The essential facts are as follows. After the Circuit affirmed his conviction on direct appeal, Whab filed his first 2255 petition in April 2004. The district court dismissed the petition, and denied as well as a COA. Whab then sought a COA from the Circuit.
While that request was pending, Whab filed a new application in the Circuit in March 2005, seeking permission under 2244 to file a second 2255 petition. While this new application was pending, the Circuit denied the COA request on the first petition, in April 2005.
This opinion deals with Whab’s application to file a second 2255 petition. The Circuit ruled that Whab did not need to satisfy 2244’s gatekeeping provision because that provision is triggered only when the subsequent petition is filed after the first petition has become final. And because Whab’s first 2255 petition was still pending in the Circuit (in the form of the request for a COA) when he filed his second 2255 petition (in the form of the application for permission to file a second petition he filed in the Circuit), 2244’s gatekeeping provision does not come into play. As the Court summarized, “so long as appellate proceedings following the district court’s dismissal of the initial petition remain pending when a subsequent petition is filed, the subsequent petition does not come within AEDPA’s gatekeeping provisions for ‘second or successive’ petitions.” Op. at 4. The Court thus transferred Whab’s second 2255 petition to the district court, and instructed the district court to consider the petition without subjecting it to 2244’s rigorous standard. Op. at 6.

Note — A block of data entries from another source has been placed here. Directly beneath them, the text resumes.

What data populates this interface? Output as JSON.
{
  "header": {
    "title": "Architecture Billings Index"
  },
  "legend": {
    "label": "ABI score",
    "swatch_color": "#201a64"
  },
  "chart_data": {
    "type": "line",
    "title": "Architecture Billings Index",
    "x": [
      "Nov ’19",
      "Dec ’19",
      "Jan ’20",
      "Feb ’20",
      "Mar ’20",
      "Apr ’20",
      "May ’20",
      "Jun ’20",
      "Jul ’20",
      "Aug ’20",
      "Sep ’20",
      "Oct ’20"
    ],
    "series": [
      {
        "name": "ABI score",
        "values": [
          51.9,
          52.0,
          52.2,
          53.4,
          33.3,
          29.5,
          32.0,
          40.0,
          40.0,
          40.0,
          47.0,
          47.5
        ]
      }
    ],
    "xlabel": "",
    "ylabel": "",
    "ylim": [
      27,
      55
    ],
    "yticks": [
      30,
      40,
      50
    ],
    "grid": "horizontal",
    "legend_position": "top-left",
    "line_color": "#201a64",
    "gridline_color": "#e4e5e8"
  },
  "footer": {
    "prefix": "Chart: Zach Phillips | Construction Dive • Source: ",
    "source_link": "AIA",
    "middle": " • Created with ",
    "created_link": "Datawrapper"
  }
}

Finally, the Court explained in a lengthy footnote that its opinion should “not be misconstrued as providing a free pass to prisoners to file numerous petitions before an initially filed petition is finally adjudicated on the merits.” Op. 6 n.2. This is so because even though 2244’s gatekeeping requirements do not apply in such cases, the traditional “abuse of writ” doctrine does. Id. (citing McClesky v. Zant, 499 U.S. 467 (1991)).
This is true enough — but only to a point. Section 2244’s requirements are far more difficult to satisfy than the court-created abuse of writ standards. Thus, it may well behoove a defendant in such a situation to file a second 2255 before his first has become final.